Nicodemos (O entrevistador noturno)


Ele era um dos homens mais ricos da sua terra. Talvez a quinta fortuna dos seus dias. Era um vencedor. Pertencia à seita dos fariseus, portanto, à elite judaica.

Ao tempo de Jesus, deveriam existir uns 6.000 fariseus e ele era um dos principais entre os judeus e considerado mestre em Israel.

Seu nome significa aquele que vence as pessoas: Nicodemos. Existem três registros à sua pessoa, todos no quarto Evangelho.

O primeiro se encontra nos apontamentos de João 3,1-21 e narra o seu encontro noturno com Jesus.

Os tempos eram difíceis e a Judéia respirava intranqüilidade. Nicodemos pede uma entrevista a Jesus e vai ao Seu encontro, altas horas da noite.

Esgueira-se pelas colunas, anda pelas ruas olhando para trás, com medo de estar sendo seguido.

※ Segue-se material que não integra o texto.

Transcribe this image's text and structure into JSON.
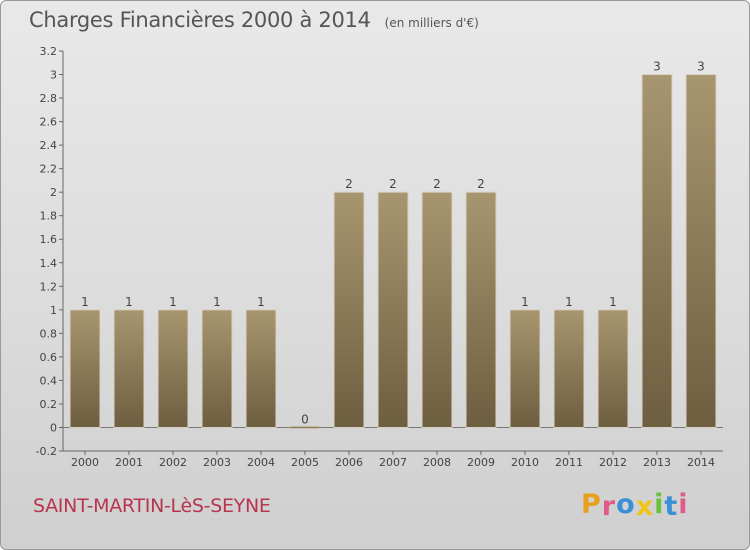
{
  "title": "Charges Financières 2000 à 2014",
  "unit": "(en milliers d'€)",
  "commune": "SAINT-MARTIN-LèS-SEYNE",
  "brand": {
    "text": "Proxiti",
    "letters": [
      "P",
      "r",
      "o",
      "x",
      "i",
      "t",
      "i"
    ],
    "colors": [
      "#e8a01e",
      "#e05a8a",
      "#3a8fd6",
      "#f0c419",
      "#6bbf3a",
      "#3a8fd6",
      "#e05a8a"
    ]
  },
  "chart_data": {
    "type": "bar",
    "categories": [
      "2000",
      "2001",
      "2002",
      "2003",
      "2004",
      "2005",
      "2006",
      "2007",
      "2008",
      "2009",
      "2010",
      "2011",
      "2012",
      "2013",
      "2014"
    ],
    "values": [
      1,
      1,
      1,
      1,
      1,
      0,
      2,
      2,
      2,
      2,
      1,
      1,
      1,
      3,
      3
    ],
    "data_labels": [
      "1",
      "1",
      "1",
      "1",
      "1",
      "0",
      "2",
      "2",
      "2",
      "2",
      "1",
      "1",
      "1",
      "3",
      "3"
    ],
    "y_ticks": [
      "-0.2",
      "0",
      "0.2",
      "0.4",
      "0.6",
      "0.8",
      "1",
      "1.2",
      "1.4",
      "1.6",
      "1.8",
      "2",
      "2.2",
      "2.4",
      "2.6",
      "2.8",
      "3",
      "3.2"
    ],
    "ylim": [
      -0.2,
      3.2
    ],
    "grid": false,
    "bar_color": "#8f7d5c",
    "bar_color_light": "#a7966f",
    "bar_color_dark": "#6e5e40"
  }
}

Enquanto, normalmente, os que andam à noite, pela cidade de Jerusalém, portem archotes com resina para iluminar o caminho, ele teme ser identificado, reconhecido e anda às escuras.

Desde que ouvira referências ao Homem de Nazaré começara se inquietar. Algo lhe dizia que deveria ouvi-Lo, conhecê-Lo. No entanto, como poderia, sem se expor?

Jesus se hospeda em casa de amigos, fora dos muros da cidade. Na varanda, na noite de primavera, aguarda. Três pancadas se ouvem. João, que O acompanha, se ergue e recebe o que chega.

Na véspera, ocorrera o episódio de Jesus exortar aos mercadores do Templo, dizendo-lhes de que haviam transformado a Casa do Pai em uma casa de vendas.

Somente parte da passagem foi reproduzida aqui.